La France produit environ 3 tonnes de déchets par habitant
et par an, soit : 180 millions de tonnes

dont :

- 1.700 kg de déchets inertes (terres, gravats, bois)

- 700 kg de déchets industriels inertes

- 500 kg de déchets ménagers

- 100 kg de déchets industriels spéciaux pour dépôts classe 1

dont :

. 32 kg de déchets fortement toxiques 2 millions de tonnes

à vie longue ou permanents (métaux lourds, amiante, etc...) (environ 1.500.000 m 3 )

. 1,5 kg de déchets nucléaires toutes catégories, y compris
démantèlement, conditionnés, dont :

- 0,1 kg de déchets nucléaires à vie longue ou très longue,
conditionnés dans le verre ou de béton
6.000 kg
(environ./ 2.400 m 3 )



Par ailleurs, le plutonium est certes toxique, mais la nicotine pure l'est encore plus à poids égal, sans parler d'autres substances biologiques. En outre, alors qu'un microgramme de plutonium est aisément décelable au compteur (2.300 becquerels), cela n'est pas le cas des autres substances toxiques.

Enfin, il n'est pas inutile de rappeler que les nuages radioactifs ne connaissent pas les frontières d'un territoire. Ainsi, quand bien même la France déciderait de fermer ses centrales, elle ne serait pas à l'abri des conséquences d'accidents nucléaires se produisant hors de ses frontières.
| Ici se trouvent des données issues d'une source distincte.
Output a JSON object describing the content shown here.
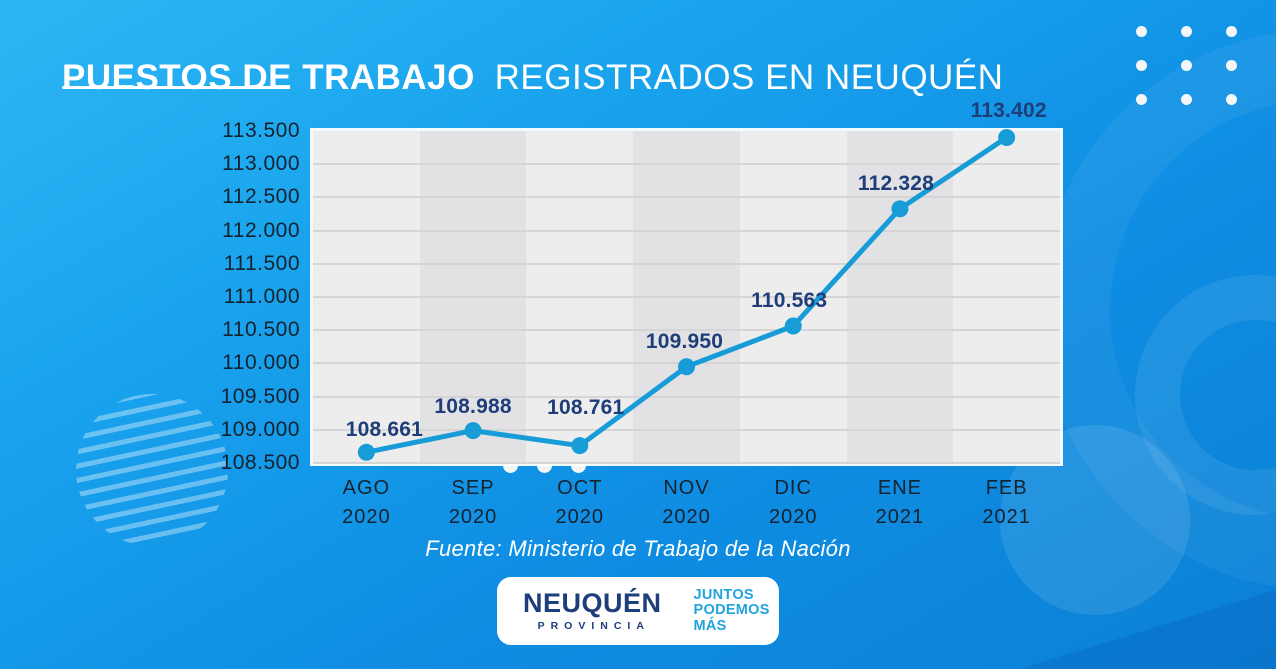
{
  "header": {
    "title_bold": "PUESTOS DE TRABAJO",
    "title_light": "REGISTRADOS EN NEUQUÉN"
  },
  "chart_data": {
    "type": "line",
    "title": "PUESTOS DE TRABAJO REGISTRADOS EN NEUQUÉN",
    "categories_month": [
      "AGO",
      "SEP",
      "OCT",
      "NOV",
      "DIC",
      "ENE",
      "FEB"
    ],
    "categories_year": [
      "2020",
      "2020",
      "2020",
      "2020",
      "2020",
      "2021",
      "2021"
    ],
    "values": [
      108661,
      108988,
      108761,
      109950,
      110563,
      112328,
      113402
    ],
    "point_labels": [
      "108.661",
      "108.988",
      "108.761",
      "109.950",
      "110.563",
      "112.328",
      "113.402"
    ],
    "y_ticks": [
      "113.500",
      "113.000",
      "112.500",
      "112.000",
      "111.500",
      "111.000",
      "110.500",
      "110.000",
      "109.500",
      "109.000",
      "108.500"
    ],
    "ylim": [
      108500,
      113500
    ],
    "grid": true,
    "legend": false,
    "xlabel": "",
    "ylabel": ""
  },
  "source": {
    "text": "Fuente: Ministerio de Trabajo de la Nación"
  },
  "logo": {
    "name": "NEUQUÉN",
    "subtitle": "PROVINCIA",
    "tagline": [
      "JUNTOS",
      "PODEMOS",
      "MÁS"
    ]
  },
  "colors": {
    "line": "#189cd8",
    "point_label": "#1f3d78",
    "axis_label": "#15222f",
    "band_light": "#ededee",
    "band_dark": "#e2e2e4",
    "gridline": "#d5d5d8",
    "logo_navy": "#1d3e7b",
    "logo_cyan": "#21a3de",
    "background_top": "#2eb6f4",
    "background_bottom": "#0a80d5"
  }
}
Il semble alors plus judicieux de contribuer à la sûreté du parc de centrales nucléaires dans le monde en faisant bénéficier les pays souhaitant renouveler leur parc ou se doter de nouvelles centrales nucléaires de l'avance technologique française.

En réalité dès sa naissance, l'industrie a consacré un nouveau danger : le risque technique . Aujourd'hui, nucléaire, chimie et transport/stockage de matières dangereuses sont les activités industrielles les les plus susceptibles de causer d'importants dommages sur les hommes, les biens et l'environnement. Mais les nouvelles technologies (biotechnologies, génie génétique) n'en sont pas exemptes. Pour ces activités dangereuses, nombre de mesures de protection sont prises, mais aucune d'entre elles ne peut garantir l'impossibilité absolue d'un accident. Nulle installation n'est à l'abri d'une erreur humaine, d'une défaillance mécanique, d'une vulnérabilité des multiples systèmes interdépendants ou interconnectés.

Rappelons nous, par exemple, l'accident de l'Amoco-Cadiz en 1978 ou la catastrophe de Bhopal en 1984 (qui a entraîné 2.300 morts et 170.000 blessés à la suite de rejets de pesticides sur cette ville indienne). Plus récemment, en avril dernier, un coup de grisou a tué 5 mineurs ukrainiens et une violente explosion de gaz a fait une vingtaine de blessés légers à Lyon.

N'oublions pas que toute activité humaine engendre risques et pollutions. Il nous faut donc arbitrer entre ces derniers.

L'énergie nucléaire s'avère bien moins polluante que d'autres sources d'énergie, mais également que d'autres industries (chimiques, notamment) généralement moins bien contrôlées qu'elle.